Первая моя мысль была — открыться Пушкину: он всегда согласно со мною мыслил о деле общем (respublica), по-своему проповедовал в нашем смысле _ и изустно и письменно, стихами и прозой. Не знаю, к счастию ли его, или несчастию, он не был тогда в Петербурге, а то не ручаюсь, что в первых порывах, по исключительной дружбе моей к нему, я, может быть, увлек бы его с собой. Впоследствии, когда думалось мне исполнить эту мысль, я уже не решался вверить ему тайну, не мне одному принадлежащую, где малейшая неосторожность могла быть пагубна всему делу.

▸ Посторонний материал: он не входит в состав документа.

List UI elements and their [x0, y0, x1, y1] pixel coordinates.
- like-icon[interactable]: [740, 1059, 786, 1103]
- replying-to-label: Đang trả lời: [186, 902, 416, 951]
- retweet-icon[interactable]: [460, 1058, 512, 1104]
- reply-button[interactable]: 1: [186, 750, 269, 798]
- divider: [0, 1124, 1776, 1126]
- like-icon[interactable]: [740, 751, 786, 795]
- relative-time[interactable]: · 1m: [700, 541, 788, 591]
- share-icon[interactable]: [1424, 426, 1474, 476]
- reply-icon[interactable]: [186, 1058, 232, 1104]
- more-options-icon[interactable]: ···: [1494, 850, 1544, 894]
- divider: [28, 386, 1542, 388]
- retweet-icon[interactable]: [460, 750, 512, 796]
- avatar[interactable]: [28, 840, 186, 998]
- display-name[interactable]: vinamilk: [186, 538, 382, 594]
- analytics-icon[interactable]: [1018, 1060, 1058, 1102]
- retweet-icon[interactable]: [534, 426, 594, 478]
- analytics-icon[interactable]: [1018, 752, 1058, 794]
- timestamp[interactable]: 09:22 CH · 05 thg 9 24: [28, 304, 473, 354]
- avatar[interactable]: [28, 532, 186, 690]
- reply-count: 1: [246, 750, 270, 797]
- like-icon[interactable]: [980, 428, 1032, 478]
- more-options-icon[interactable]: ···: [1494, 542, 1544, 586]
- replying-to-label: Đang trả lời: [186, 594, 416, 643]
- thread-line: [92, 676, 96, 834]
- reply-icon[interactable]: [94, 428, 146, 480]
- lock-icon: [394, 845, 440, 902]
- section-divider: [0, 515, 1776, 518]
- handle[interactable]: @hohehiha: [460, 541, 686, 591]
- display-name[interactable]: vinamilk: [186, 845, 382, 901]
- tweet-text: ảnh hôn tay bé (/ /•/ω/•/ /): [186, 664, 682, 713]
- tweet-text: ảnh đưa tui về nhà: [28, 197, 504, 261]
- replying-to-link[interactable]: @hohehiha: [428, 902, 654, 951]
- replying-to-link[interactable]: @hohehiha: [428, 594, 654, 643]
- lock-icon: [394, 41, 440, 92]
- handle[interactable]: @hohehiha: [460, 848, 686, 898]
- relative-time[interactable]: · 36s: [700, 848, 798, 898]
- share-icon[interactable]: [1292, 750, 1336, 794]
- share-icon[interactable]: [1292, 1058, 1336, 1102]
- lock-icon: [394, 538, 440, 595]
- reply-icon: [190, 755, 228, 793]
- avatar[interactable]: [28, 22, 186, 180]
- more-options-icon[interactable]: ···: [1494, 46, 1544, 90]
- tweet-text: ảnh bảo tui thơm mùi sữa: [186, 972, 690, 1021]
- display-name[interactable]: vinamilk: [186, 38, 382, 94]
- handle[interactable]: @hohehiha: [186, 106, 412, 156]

Подвижность пылкого его нрава, сближение с людьми ненадежными пугали меня…

Естественно, что Пушкин, увидя меня после первой нашей разлуки, заметил во мне некоторую перемену и начал подозревать, что я от него что-то скрываю. Особенно во время его болезни и продолжительного выздоровления, видясь чаще обыкновенного, он затруднял меня опросами и расспросами, от которых я, как умел, отделывался, успокаивая его тем, что он лично, без всякого воображаемого им общества, действует как нельзя лучше для благой цели: тогда везде ходили по рукам, переписывались и читались наизусть его ДЕРЕВНЯ, ОДА НА СВОБОДУ, УРА! В РОССИЮ СКАЧЕТ… Не было живого человека, который не знал бы его стихов…

Самое сильное нападение Пушкина на меня по поводу общества было, когда он встретился со мной у Н. И. Тургенева, где тогда собирались все желающие участвовать в предполагаемом издании политического журнала. Тут, между прочим, были Куницын и наш лицейский товарищ Маслов. Мы сидели кругом большого стола. Маслов читал статью свою о статистике. В это время я слышу, что кто-то сзади берет меня за плечо. Оглядываюсь, — Пушкин! «Ты что здесь делаешь? Наконец поймал тебя на самом деле», — шепнул он мне на ухо и прошел дальше. Кончилось чтение. Мы встали. Подхожу к Пушкину, здороваюсь с ним; подали чан, мы закурили сигаретки и сели в уголок.